A unifying theme is human connection with woodlands. While much has been written about nature deficit disorder and disconnection from nature, Wohlleben sees the situation as entirely retrievable: “The ancient tie that binds us to nature is not and never has been severed. We have just ignored it for a while.”
Perhaps we need some coaxing to get out there in nature, and the book investigates Japanese ‘forest bathing’ as a way of giving us permission to be in the woods without an agenda. It celebrates the joys of walking in the woods with children, and being open to stopping and looking at things. Understanding can build connection too, and the book is full of scientific oddities and new findings, such as how bees read electric fields, or how older trees ‘compost themselves’ in their last decades.
Of course, one of the risks of ignoring nature is that it can be destroyed or paved over while we’re not paying attention. In the last handful of essays, the author visits forests at risk in Poland, Germany and Canada, lending his influence to communities protecting trees. He writes about the importance of trees in a changing climate, and the perverse incentives around biomass. It’s a book rooted in wonder and appreciation, but also in action.

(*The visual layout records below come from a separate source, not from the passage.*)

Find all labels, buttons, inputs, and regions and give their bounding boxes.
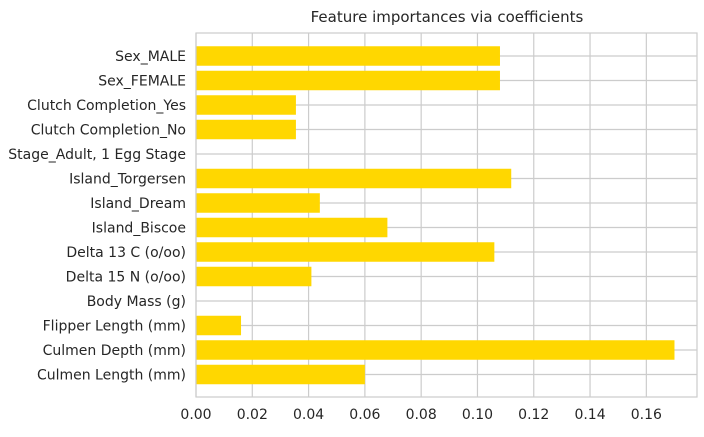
y-tick-label-culmen-depth-mm: Culmen Depth (mm) <box>43 343 186 359</box>
bar-culmen-length-mm <box>196 364 365 385</box>
x-tick-label-4: 0.08 <box>406 407 437 423</box>
x-tick-labels: 0.00 0.02 0.04 0.06 0.08 0.10 0.12 0.14 0.16 <box>180 407 662 423</box>
bar-island-biscoe <box>196 217 388 238</box>
x-tick-label-5: 0.10 <box>462 407 493 423</box>
y-tick-label-sex-female: Sex_FEMALE <box>98 74 186 90</box>
y-tick-label-delta-15-n-o-oo: Delta 15 N (o/oo) <box>66 270 186 286</box>
bar-flipper-length-mm <box>196 315 242 336</box>
bar-clutch-completion-no <box>196 119 296 140</box>
x-tick-label-7: 0.14 <box>574 407 605 423</box>
x-tick-label-8: 0.16 <box>631 407 662 423</box>
bar-layer <box>196 46 675 385</box>
plot-frame <box>195 32 698 398</box>
y-tick-label-culmen-length-mm: Culmen Length (mm) <box>37 368 186 384</box>
bar-island-torgersen <box>196 168 512 189</box>
x-tick-label-3: 0.06 <box>349 407 380 423</box>
x-tick-label-0: 0.00 <box>180 407 211 423</box>
bar-culmen-depth-mm <box>196 340 675 360</box>
bar-delta-13-c-o-oo <box>196 242 495 262</box>
y-tick-label-stage-adult-1-egg-stage: Stage_Adult, 1 Egg Stage <box>8 147 186 163</box>
y-tick-labels: Culmen Length (mm) Culmen Depth (mm) Flipp… <box>8 49 186 384</box>
y-tick-label-delta-13-c-o-oo: Delta 13 C (o/oo) <box>66 245 186 261</box>
bar-sex-male <box>196 46 500 66</box>
y-tick-label-island-torgersen: Island_Torgersen <box>69 172 186 188</box>
x-tick-label-6: 0.12 <box>518 407 549 423</box>
y-tick-label-body-mass-g: Body Mass (g) <box>87 294 186 310</box>
x-tick-label-1: 0.02 <box>237 407 268 423</box>
y-tick-label-clutch-completion-yes: Clutch Completion_Yes <box>27 98 186 114</box>
bar-delta-15-n-o-oo <box>196 266 312 287</box>
y-tick-label-island-dream: Island_Dream <box>90 196 186 212</box>
chart-title: Feature importances via coefficients <box>311 8 584 26</box>
x-tick-label-2: 0.04 <box>293 407 324 423</box>
bar-sex-female <box>196 70 500 91</box>
bar-island-dream <box>196 193 320 213</box>
bar-clutch-completion-yes <box>196 95 296 115</box>
y-tick-label-sex-male: Sex_MALE <box>115 49 186 65</box>
y-tick-label-flipper-length-mm: Flipper Length (mm) <box>43 319 186 335</box>
y-tick-label-island-biscoe: Island_Biscoe <box>92 221 186 237</box>
y-tick-label-clutch-completion-no: Clutch Completion_No <box>31 123 186 139</box>
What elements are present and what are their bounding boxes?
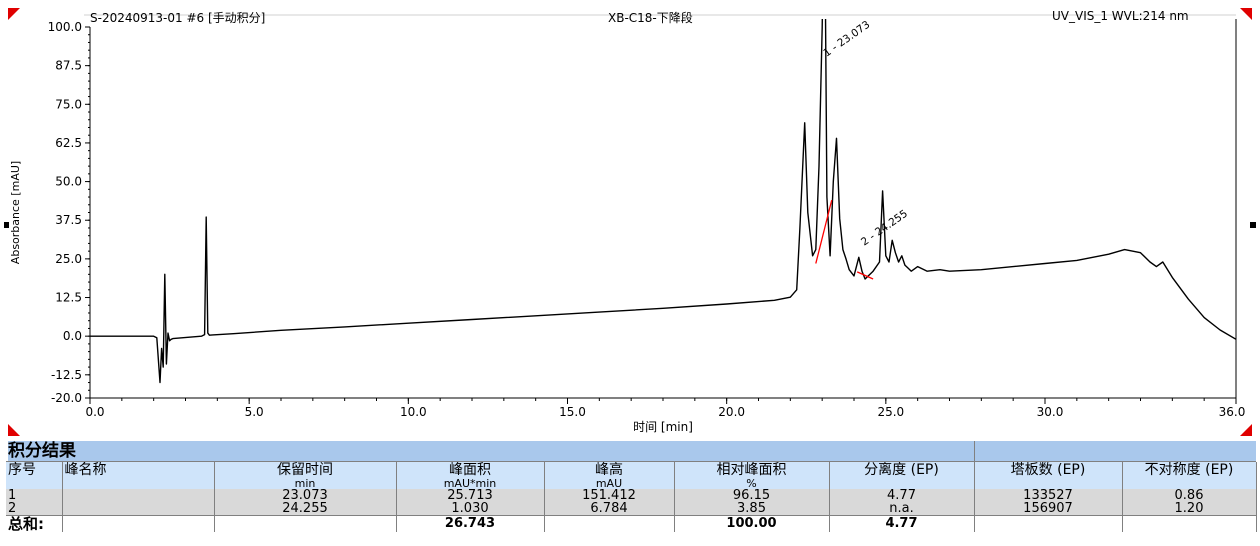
integration-results: 积分结果 序号 峰名称 保留时间 峰面积 峰高 相对峰面积 分离度 (EP) 塔板数 (EP)… (6, 441, 1257, 532)
sum-cell: 100.00 (674, 515, 830, 532)
y-tick-label: -20.0 (51, 391, 82, 405)
resize-handle (4, 222, 9, 228)
chart-ticks: -20.0 -12.5 0.0 12.5 25.0 37.5 50.0 62.5 75.0 87.… (9, 20, 1245, 434)
table-cell: 23.073 (214, 489, 397, 502)
integration-baseline (815, 199, 833, 264)
table-cell: 1.20 (1122, 502, 1257, 516)
integration-baseline (856, 271, 874, 280)
sum-cell (544, 515, 675, 532)
column-header: 不对称度 (EP) (1122, 462, 1257, 478)
column-unit (1122, 478, 1257, 489)
table-cell: 156907 (974, 502, 1123, 516)
column-unit (62, 478, 215, 489)
table-cell: 24.255 (214, 502, 397, 516)
corner-marker (1240, 8, 1252, 20)
column-header: 塔板数 (EP) (974, 462, 1123, 478)
resize-handle (1250, 222, 1256, 228)
column-header: 峰名称 (62, 462, 215, 478)
results-table: 序号 峰名称 保留时间 峰面积 峰高 相对峰面积 分离度 (EP) 塔板数 (EP) 不对称度 … (6, 462, 1257, 532)
chromatogram-trace (90, 19, 1236, 384)
column-header: 保留时间 (214, 462, 397, 478)
x-tick-label: 0.0 (85, 405, 104, 419)
y-tick-label: 25.0 (55, 252, 82, 266)
table-cell: 25.713 (396, 489, 545, 502)
sum-label: 总和: (6, 515, 63, 532)
corner-marker (8, 424, 20, 436)
table-cell: 3.85 (674, 502, 830, 516)
x-tick-label: 20.0 (718, 405, 745, 419)
column-unit (6, 478, 63, 489)
x-axis-title: 时间 [min] (633, 420, 693, 434)
column-header: 峰高 (544, 462, 675, 478)
sum-cell (62, 515, 215, 532)
table-row: 2 24.255 1.030 6.784 3.85 n.a. 156907 1.20 (6, 502, 1257, 516)
chart-trace (90, 19, 1236, 384)
x-tick-label: 15.0 (559, 405, 586, 419)
sum-row: 总和: 26.743 100.00 4.77 (6, 515, 1257, 532)
sum-cell (1122, 515, 1257, 532)
column-unit (974, 478, 1123, 489)
table-cell: 96.15 (674, 489, 830, 502)
table-cell: 2 (6, 502, 63, 516)
x-tick-label: 25.0 (877, 405, 904, 419)
column-header: 分离度 (EP) (829, 462, 975, 478)
y-tick-label: 50.0 (55, 175, 82, 189)
column-unit (829, 478, 975, 489)
channel-title: UV_VIS_1 WVL:214 nm (1052, 9, 1189, 23)
table-cell: n.a. (829, 502, 975, 516)
column-header: 峰面积 (396, 462, 545, 478)
chart-axes (84, 14, 1237, 399)
table-cell: 151.412 (544, 489, 675, 502)
table-cell (62, 502, 215, 516)
sample-title: S-20240913-01 #6 [手动积分] (90, 11, 266, 25)
sum-cell (214, 515, 397, 532)
y-tick-label: 0.0 (63, 329, 82, 343)
y-tick-label: 62.5 (55, 136, 82, 150)
corner-marker (1240, 424, 1252, 436)
column-unit: % (674, 478, 830, 489)
table-cell: 4.77 (829, 489, 975, 502)
column-header: 序号 (6, 462, 63, 478)
table-cell (62, 489, 215, 502)
corner-marker (8, 8, 20, 20)
table-cell: 6.784 (544, 502, 675, 516)
peak-label: 1 - 23.073 (821, 19, 872, 60)
y-tick-label: 100.0 (48, 20, 82, 34)
sum-cell: 26.743 (396, 515, 545, 532)
column-header: 相对峰面积 (674, 462, 830, 478)
y-tick-label: 12.5 (55, 291, 82, 305)
y-tick-label: 37.5 (55, 213, 82, 227)
results-header-row: 序号 峰名称 保留时间 峰面积 峰高 相对峰面积 分离度 (EP) 塔板数 (EP) 不对称度 … (6, 462, 1257, 478)
y-tick-label: -12.5 (51, 368, 82, 382)
y-axis-title: Absorbance [mAU] (9, 161, 22, 264)
y-tick-label: 87.5 (55, 59, 82, 73)
sum-cell (974, 515, 1123, 532)
table-cell: 133527 (974, 489, 1123, 502)
table-cell: 0.86 (1122, 489, 1257, 502)
y-tick-label: 75.0 (55, 97, 82, 111)
method-title: XB-C18-下降段 (608, 11, 693, 25)
x-tick-label: 36.0 (1219, 405, 1246, 419)
x-tick-label: 10.0 (400, 405, 427, 419)
column-unit: mAU (544, 478, 675, 489)
x-tick-label: 5.0 (245, 405, 264, 419)
sum-cell: 4.77 (829, 515, 975, 532)
column-unit: min (214, 478, 397, 489)
x-tick-label: 30.0 (1037, 405, 1064, 419)
results-title: 积分结果 (8, 441, 975, 461)
table-cell: 1.030 (396, 502, 545, 516)
table-row: 1 23.073 25.713 151.412 96.15 4.77 133527 0.86 (6, 489, 1257, 502)
table-cell: 1 (6, 489, 63, 502)
results-unit-row: min mAU*min mAU% (6, 478, 1257, 489)
chromatogram-chart: -20.0 -12.5 0.0 12.5 25.0 37.5 50.0 62.5 75.0 87.… (4, 8, 1256, 436)
column-unit: mAU*min (396, 478, 545, 489)
results-title-bar: 积分结果 (6, 441, 1256, 462)
chart-corner-markers (4, 8, 1256, 436)
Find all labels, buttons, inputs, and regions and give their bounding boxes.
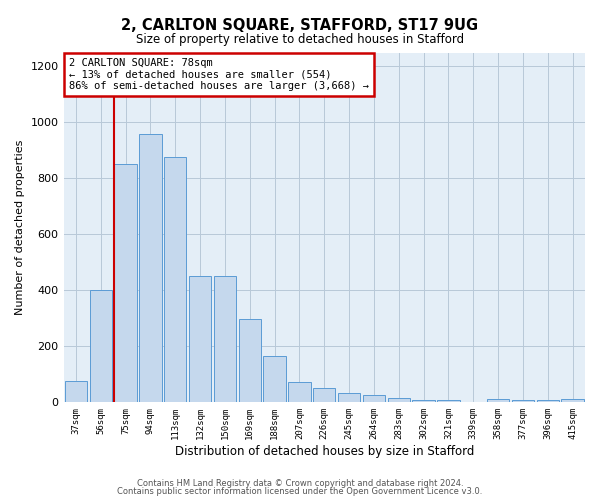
Bar bbox=[214, 276, 236, 402]
Y-axis label: Number of detached properties: Number of detached properties bbox=[15, 140, 25, 315]
Text: Size of property relative to detached houses in Stafford: Size of property relative to detached ho… bbox=[136, 32, 464, 46]
Bar bbox=[487, 399, 509, 402]
Bar bbox=[288, 382, 311, 402]
Bar bbox=[313, 388, 335, 402]
Bar bbox=[388, 398, 410, 402]
Bar bbox=[139, 134, 161, 402]
Bar bbox=[65, 381, 87, 402]
Bar bbox=[263, 356, 286, 402]
X-axis label: Distribution of detached houses by size in Stafford: Distribution of detached houses by size … bbox=[175, 444, 474, 458]
Bar bbox=[363, 395, 385, 402]
Text: 2, CARLTON SQUARE, STAFFORD, ST17 9UG: 2, CARLTON SQUARE, STAFFORD, ST17 9UG bbox=[121, 18, 479, 32]
Bar bbox=[115, 164, 137, 402]
Text: 2 CARLTON SQUARE: 78sqm
← 13% of detached houses are smaller (554)
86% of semi-d: 2 CARLTON SQUARE: 78sqm ← 13% of detache… bbox=[69, 58, 369, 91]
Bar bbox=[189, 276, 211, 402]
Bar bbox=[536, 400, 559, 402]
Bar bbox=[562, 399, 584, 402]
Bar bbox=[512, 400, 534, 402]
Bar bbox=[164, 158, 187, 402]
Bar bbox=[338, 394, 360, 402]
Text: Contains public sector information licensed under the Open Government Licence v3: Contains public sector information licen… bbox=[118, 487, 482, 496]
Bar bbox=[412, 400, 435, 402]
Bar bbox=[89, 290, 112, 402]
Bar bbox=[239, 320, 261, 402]
Text: Contains HM Land Registry data © Crown copyright and database right 2024.: Contains HM Land Registry data © Crown c… bbox=[137, 478, 463, 488]
Bar bbox=[437, 400, 460, 402]
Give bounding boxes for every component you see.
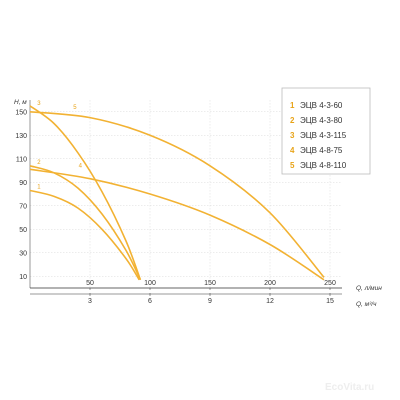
curve-1: [29, 189, 140, 281]
y-tick-label: 50: [19, 227, 27, 234]
legend-number: 1: [290, 101, 295, 110]
legend-label: ЭЦВ 4-8-110: [300, 161, 347, 170]
legend-box: [281, 87, 371, 175]
legend: 1 ЭЦВ 4-3-60 2 ЭЦВ 4-3-80 3 ЭЦВ 4-3-115 4 ЭЦВ 4…: [281, 87, 371, 175]
curve-4: [29, 168, 325, 281]
y-tick-label: 30: [19, 250, 27, 257]
x-tick-label: 250: [324, 280, 336, 287]
y-tick-label: 130: [15, 133, 27, 140]
y-tick-label: 70: [19, 203, 27, 210]
axes: [29, 100, 342, 295]
x2-axis-label: Q, м³/ч: [356, 301, 377, 308]
curve-label-1: 1: [37, 184, 41, 190]
y-axis-label: H, м: [14, 99, 27, 106]
legend-label: ЭЦВ 4-3-115: [300, 131, 347, 140]
x2-tick-label: 12: [266, 298, 274, 305]
curves: 1 2 3 4 5: [29, 101, 325, 281]
curve-label-4: 4: [79, 163, 83, 169]
x2-tick-label: 9: [208, 298, 212, 305]
curve-label-2: 2: [37, 160, 41, 166]
x-axis-label: Q, л/мин: [356, 285, 382, 292]
watermark: EcoVita.ru: [325, 382, 374, 393]
x-tick-label: 50: [86, 280, 94, 287]
legend-label: ЭЦВ 4-8-75: [300, 146, 343, 155]
legend-number: 4: [290, 146, 295, 155]
legend-number: 3: [290, 131, 295, 140]
x2-tick-label: 6: [148, 298, 152, 305]
curve-5: [29, 111, 325, 278]
y-tick-label: 10: [19, 274, 27, 281]
curve-label-5: 5: [73, 105, 77, 111]
y-tick-label: 90: [19, 180, 27, 187]
legend-label: ЭЦВ 4-3-80: [300, 116, 343, 125]
y-tick-label: 110: [16, 156, 27, 163]
x2-tick-label: 15: [326, 298, 334, 305]
curve-2: [29, 165, 142, 281]
x2-tick-label: 3: [88, 298, 92, 305]
legend-number: 2: [290, 116, 295, 125]
legend-number: 5: [290, 161, 295, 170]
curve-label-3: 3: [37, 101, 41, 107]
x-tick-label: 200: [264, 280, 276, 287]
legend-label: ЭЦВ 4-3-60: [300, 101, 343, 110]
curve-3: [29, 105, 142, 281]
x-tick-label: 150: [204, 280, 216, 287]
x-tick-label: 100: [144, 280, 156, 287]
y-tick-label: 150: [15, 109, 27, 116]
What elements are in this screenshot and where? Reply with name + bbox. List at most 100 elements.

Wohlleben writes with real freedom, jumping from topic to topic, following his curiosity. Sometimes essays start on one subject and end somewhere else entirely. In some books that might call for some editorial discipline, but not here. Reading these essays feels like a walk in the woods with an enthusiastic expert, pausing to look and listen, diving off the trail to point out an unexpected discovery. As he says right on the first page, “I invite you to join me in the forest”.
- The Heartbeat of Trees is published by Greystone Books and is available from Earthbound Books UK or US.
- Entirely coincidentally, my parents bought by son the children’s version of The Hidden Life of Trees for his birthday at the same time as I was reading this. It’s called Can you hear the trees talking? and it’s also excellent.